Each month for the last eighteen I have produced a newsletter that goes out to a list of roughly 1300 readers. The list is highly targeted and reaches across the spectrum of professionals in the financial services community.
Since the Great Meltdown began I have noticed an unfortunate occurrence – one that has gained steam month over month: the number of email addresses bouncing due to ‘non-existent address’ appearing in my email statistics.
This statistic has proven accurate every time.
It tells the story of another job that has been claimed by the downturn.
Many of the names on the list are managers. Specifically, managers that manage wholesalers.
As firms scramble to right-size they are forced to cut the ranks of the very folks that train, mentor, coach and motivate their sales forces.
My sales teams always had a leader for every group of 12-14 people. Now it is not unheard of for a manger to have 18-20 direct reports. And let’s remember that those folks are likely to be spread out across multiple states and time zones.
Realistically there is no way that a manager, however great, can meaningfully enrich the careers of 18-20 professional sales folks. At ratios of 20+ to 1 the best most managers can hope for is to simply stay afloat.
The good news is that wholesalers are open to supplemental coaching opportunities.
Firms today need to explore those opportunities – or risk significant setbacks in employee/sales force development.



{ 4 comments… read them below or add one }
Faced with such a tectonic shift in operating assumptions, managements have responded with conventional, even forecastable methods. Namely, slash sales teams, then marketing, then production (here we mean analysts and PMs) and finally administration. Ironically, of course, the talent necessary to exploit stabilization–never mind recovery–is ordered in the exact opposite direction. Yet, those left to rebuild are the administrators who see their workload as a burden to be relieved first as opposed to the truth that client facing and sales teams should be strentghened first, not weakened at this very point in the cycle. The history of competition among organizations from armies to corporatons demonstrates this phenomenon again and again. Don’t plan on anything different this time. Managers rarely get this.
David,
Thanks for these valuable insights and the contribution to the discussion. I agree that behavioral change shouldn’t be expected. Hoped for, perhaps. Expected, no.

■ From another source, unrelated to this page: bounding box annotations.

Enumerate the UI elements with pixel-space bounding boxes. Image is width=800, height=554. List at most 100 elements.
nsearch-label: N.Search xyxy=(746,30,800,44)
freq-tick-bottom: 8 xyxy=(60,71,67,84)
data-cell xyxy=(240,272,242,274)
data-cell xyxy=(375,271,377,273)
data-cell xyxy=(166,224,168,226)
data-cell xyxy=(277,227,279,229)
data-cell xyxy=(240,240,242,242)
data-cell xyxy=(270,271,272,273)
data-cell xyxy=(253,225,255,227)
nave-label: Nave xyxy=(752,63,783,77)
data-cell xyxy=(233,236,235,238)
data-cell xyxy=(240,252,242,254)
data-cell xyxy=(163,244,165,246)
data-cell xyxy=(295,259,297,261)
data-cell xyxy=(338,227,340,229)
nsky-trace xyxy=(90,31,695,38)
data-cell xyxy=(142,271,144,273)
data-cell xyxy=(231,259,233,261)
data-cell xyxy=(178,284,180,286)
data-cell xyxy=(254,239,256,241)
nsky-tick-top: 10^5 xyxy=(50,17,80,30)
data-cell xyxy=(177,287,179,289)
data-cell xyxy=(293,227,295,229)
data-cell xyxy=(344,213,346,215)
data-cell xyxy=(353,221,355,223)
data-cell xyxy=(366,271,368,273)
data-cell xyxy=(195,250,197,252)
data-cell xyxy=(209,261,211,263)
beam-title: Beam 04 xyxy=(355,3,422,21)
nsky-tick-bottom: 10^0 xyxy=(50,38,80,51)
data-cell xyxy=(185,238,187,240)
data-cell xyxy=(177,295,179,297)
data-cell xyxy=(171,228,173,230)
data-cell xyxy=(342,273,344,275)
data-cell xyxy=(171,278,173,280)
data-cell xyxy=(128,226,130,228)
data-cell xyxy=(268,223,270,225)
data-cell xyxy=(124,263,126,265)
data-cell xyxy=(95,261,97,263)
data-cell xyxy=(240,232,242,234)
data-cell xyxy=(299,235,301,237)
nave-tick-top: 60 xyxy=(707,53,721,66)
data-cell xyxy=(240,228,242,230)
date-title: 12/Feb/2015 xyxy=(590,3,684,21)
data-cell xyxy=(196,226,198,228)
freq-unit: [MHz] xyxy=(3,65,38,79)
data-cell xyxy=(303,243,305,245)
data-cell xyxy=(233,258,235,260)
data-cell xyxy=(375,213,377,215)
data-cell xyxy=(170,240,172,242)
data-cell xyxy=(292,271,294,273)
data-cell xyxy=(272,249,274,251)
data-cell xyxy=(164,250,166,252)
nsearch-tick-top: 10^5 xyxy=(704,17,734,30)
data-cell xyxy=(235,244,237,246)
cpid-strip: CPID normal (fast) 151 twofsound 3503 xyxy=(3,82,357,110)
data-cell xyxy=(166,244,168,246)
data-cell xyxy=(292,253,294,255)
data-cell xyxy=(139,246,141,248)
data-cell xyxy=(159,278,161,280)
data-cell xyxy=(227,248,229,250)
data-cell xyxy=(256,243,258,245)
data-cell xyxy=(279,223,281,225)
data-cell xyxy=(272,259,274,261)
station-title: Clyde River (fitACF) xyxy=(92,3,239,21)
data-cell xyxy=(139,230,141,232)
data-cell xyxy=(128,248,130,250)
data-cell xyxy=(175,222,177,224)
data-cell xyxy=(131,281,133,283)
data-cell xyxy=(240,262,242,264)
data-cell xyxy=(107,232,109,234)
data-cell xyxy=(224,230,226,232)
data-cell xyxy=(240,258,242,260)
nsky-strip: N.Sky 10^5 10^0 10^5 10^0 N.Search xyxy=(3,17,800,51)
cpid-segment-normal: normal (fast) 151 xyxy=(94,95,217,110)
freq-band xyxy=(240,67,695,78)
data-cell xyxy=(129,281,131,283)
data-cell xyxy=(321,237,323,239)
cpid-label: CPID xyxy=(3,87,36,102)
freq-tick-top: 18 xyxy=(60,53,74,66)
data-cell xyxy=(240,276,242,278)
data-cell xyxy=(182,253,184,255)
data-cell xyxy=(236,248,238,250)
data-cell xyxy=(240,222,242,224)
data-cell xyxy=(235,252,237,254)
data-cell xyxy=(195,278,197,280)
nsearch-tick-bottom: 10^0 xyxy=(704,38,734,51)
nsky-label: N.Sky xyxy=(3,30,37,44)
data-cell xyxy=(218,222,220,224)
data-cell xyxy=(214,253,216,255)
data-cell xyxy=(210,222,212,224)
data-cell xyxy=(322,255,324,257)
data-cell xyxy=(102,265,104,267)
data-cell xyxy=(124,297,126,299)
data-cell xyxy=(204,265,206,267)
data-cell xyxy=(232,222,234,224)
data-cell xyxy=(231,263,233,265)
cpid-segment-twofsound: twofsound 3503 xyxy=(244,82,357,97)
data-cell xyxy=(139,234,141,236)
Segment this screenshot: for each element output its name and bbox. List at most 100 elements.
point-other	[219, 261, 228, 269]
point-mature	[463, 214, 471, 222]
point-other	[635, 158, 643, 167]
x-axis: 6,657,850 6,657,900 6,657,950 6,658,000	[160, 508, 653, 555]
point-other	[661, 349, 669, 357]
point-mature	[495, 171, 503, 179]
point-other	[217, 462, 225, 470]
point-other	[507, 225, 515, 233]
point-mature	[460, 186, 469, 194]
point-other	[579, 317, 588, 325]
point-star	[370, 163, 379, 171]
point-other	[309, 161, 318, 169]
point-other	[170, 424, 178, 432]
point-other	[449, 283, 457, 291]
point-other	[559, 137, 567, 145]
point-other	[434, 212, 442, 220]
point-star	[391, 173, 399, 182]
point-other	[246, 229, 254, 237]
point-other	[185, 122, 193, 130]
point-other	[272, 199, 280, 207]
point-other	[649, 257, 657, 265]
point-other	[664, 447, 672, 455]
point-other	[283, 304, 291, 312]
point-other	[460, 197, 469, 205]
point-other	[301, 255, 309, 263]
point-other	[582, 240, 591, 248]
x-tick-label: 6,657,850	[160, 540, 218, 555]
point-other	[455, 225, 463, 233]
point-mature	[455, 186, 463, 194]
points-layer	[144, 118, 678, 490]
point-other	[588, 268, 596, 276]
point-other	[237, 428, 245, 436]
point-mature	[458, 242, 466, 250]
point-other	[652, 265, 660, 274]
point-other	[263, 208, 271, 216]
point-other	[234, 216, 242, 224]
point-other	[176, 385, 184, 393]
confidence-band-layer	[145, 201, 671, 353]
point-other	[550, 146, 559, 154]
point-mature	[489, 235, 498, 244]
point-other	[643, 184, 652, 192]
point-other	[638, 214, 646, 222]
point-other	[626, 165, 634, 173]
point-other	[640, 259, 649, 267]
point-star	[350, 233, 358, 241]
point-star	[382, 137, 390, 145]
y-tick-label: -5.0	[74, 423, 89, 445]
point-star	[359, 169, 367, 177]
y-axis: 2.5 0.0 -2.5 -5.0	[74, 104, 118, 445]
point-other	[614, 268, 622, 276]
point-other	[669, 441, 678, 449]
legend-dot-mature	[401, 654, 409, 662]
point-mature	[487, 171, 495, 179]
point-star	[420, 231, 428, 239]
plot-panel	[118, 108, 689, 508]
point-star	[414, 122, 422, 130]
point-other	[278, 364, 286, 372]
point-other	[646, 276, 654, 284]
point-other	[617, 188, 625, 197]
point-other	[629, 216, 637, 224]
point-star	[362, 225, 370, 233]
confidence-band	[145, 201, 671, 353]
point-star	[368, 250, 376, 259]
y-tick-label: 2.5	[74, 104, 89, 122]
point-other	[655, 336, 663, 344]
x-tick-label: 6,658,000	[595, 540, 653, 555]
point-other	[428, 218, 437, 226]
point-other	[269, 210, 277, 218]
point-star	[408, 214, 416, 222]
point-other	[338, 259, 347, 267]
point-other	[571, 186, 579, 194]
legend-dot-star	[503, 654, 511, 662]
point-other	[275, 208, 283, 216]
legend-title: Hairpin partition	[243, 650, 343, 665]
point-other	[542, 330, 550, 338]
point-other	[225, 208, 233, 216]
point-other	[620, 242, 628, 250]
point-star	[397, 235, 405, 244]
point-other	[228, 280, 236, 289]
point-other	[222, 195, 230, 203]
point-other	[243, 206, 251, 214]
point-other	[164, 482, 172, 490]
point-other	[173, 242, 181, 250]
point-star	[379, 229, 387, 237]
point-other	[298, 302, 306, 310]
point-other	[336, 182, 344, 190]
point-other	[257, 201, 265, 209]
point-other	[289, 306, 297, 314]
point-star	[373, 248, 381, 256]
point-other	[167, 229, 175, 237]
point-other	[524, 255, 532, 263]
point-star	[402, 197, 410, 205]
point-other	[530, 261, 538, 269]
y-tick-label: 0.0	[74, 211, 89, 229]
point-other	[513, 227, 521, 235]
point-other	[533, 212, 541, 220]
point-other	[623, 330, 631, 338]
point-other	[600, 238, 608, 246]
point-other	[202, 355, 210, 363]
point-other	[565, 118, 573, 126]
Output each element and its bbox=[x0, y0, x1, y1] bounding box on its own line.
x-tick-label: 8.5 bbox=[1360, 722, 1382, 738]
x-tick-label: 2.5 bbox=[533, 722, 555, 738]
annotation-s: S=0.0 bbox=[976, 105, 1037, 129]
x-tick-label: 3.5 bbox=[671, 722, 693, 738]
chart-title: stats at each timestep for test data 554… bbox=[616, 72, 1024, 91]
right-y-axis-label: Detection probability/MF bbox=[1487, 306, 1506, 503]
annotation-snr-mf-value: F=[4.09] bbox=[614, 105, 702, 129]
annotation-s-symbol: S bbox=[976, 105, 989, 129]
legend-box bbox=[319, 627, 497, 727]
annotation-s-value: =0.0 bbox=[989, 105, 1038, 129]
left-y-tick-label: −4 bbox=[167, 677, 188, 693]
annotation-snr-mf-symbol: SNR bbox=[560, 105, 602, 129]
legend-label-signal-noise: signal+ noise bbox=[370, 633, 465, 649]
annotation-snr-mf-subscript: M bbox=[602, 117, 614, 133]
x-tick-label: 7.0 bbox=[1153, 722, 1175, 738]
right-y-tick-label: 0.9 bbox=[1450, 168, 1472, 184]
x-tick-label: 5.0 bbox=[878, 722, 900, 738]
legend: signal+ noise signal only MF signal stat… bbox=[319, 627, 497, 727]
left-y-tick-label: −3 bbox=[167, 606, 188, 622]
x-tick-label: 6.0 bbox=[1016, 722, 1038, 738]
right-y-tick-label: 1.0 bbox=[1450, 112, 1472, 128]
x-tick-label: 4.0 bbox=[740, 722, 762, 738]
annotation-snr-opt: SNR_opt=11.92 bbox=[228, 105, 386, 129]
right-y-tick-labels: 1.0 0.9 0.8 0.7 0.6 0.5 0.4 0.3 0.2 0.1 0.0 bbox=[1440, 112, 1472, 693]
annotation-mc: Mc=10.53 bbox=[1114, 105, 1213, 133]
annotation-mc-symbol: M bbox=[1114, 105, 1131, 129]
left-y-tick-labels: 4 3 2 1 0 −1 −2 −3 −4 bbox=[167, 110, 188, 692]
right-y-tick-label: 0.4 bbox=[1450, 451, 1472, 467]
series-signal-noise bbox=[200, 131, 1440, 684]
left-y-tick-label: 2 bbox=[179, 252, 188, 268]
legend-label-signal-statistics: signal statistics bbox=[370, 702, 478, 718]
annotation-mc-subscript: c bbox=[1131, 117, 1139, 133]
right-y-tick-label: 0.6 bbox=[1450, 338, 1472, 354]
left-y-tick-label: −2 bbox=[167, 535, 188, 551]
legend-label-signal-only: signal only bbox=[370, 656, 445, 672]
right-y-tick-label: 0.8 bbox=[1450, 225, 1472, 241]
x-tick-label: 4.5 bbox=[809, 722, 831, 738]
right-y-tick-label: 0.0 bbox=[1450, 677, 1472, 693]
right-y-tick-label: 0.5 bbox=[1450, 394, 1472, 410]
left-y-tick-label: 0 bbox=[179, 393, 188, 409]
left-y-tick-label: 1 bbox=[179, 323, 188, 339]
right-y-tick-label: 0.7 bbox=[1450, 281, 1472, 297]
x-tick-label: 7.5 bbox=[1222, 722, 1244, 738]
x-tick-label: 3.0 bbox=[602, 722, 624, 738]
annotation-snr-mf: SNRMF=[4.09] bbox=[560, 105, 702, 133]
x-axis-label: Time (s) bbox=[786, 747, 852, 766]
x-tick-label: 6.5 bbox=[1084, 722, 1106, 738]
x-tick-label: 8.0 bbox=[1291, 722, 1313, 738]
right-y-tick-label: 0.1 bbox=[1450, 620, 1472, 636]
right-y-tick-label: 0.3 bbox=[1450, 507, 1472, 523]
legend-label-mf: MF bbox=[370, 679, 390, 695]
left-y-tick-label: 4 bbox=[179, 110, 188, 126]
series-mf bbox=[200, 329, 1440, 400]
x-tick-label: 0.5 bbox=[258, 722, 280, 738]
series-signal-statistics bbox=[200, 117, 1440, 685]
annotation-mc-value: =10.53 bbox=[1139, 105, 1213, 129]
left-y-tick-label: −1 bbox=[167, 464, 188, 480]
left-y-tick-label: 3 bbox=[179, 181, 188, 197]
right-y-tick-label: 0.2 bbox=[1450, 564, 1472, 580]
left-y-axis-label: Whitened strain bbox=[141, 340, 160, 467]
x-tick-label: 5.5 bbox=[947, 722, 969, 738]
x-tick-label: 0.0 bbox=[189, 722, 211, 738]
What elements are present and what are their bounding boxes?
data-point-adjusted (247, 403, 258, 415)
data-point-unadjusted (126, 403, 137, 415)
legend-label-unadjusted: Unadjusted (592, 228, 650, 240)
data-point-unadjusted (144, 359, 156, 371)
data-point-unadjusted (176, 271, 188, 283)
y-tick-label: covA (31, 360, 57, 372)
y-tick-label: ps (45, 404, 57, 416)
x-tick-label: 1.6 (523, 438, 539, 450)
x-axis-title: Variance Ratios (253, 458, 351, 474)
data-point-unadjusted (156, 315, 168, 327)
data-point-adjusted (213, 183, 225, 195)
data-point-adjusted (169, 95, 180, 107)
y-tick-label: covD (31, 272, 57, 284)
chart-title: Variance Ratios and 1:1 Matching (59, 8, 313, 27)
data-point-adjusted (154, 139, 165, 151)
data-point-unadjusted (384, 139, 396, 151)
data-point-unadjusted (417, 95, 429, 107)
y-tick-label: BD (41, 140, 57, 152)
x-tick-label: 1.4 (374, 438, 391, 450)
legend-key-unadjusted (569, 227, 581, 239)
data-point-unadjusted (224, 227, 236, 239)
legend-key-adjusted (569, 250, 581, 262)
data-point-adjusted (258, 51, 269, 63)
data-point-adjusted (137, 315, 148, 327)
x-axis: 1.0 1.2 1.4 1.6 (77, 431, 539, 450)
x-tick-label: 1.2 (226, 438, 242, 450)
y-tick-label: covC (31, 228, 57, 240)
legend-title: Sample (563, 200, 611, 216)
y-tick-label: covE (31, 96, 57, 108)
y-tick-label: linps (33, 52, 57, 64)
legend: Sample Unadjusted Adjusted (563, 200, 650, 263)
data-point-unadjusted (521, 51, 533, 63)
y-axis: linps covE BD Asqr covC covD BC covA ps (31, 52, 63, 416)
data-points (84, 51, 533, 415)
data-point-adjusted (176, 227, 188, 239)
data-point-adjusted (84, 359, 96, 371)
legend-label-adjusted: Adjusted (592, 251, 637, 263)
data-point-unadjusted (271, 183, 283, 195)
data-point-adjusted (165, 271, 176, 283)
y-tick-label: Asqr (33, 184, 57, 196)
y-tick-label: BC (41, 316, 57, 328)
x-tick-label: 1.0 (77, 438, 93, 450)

It is truly unfortunate for those wholesalers who recently got promoted from their internal desks or recently hired from another company. They had the product knowledge necessary to communicate the product benefits to financial advisors. Their soft skills may not have been quite up to snuff at the time of the lay off but they where making progress in the profession.
I believe the shake out will force some good and seasoned wholesalers to re-evaluate the loyalty they may give to any firm they work with in the future. Advisors will see yet another revolving door of young faces vieing for face time as these firms try to ramp up their sales force. These firms will find that the talent pool that they let go was deeper and more committed to the firm than the next crop of wholesalers they will be forced to hire when the market stabilizes.
Alan,
Thanks for the insights. We know that territory turnover has always been a big issue for selling reps. This round caused by the meltdown will take firms that had market share, and let folks go, quite a while to recover.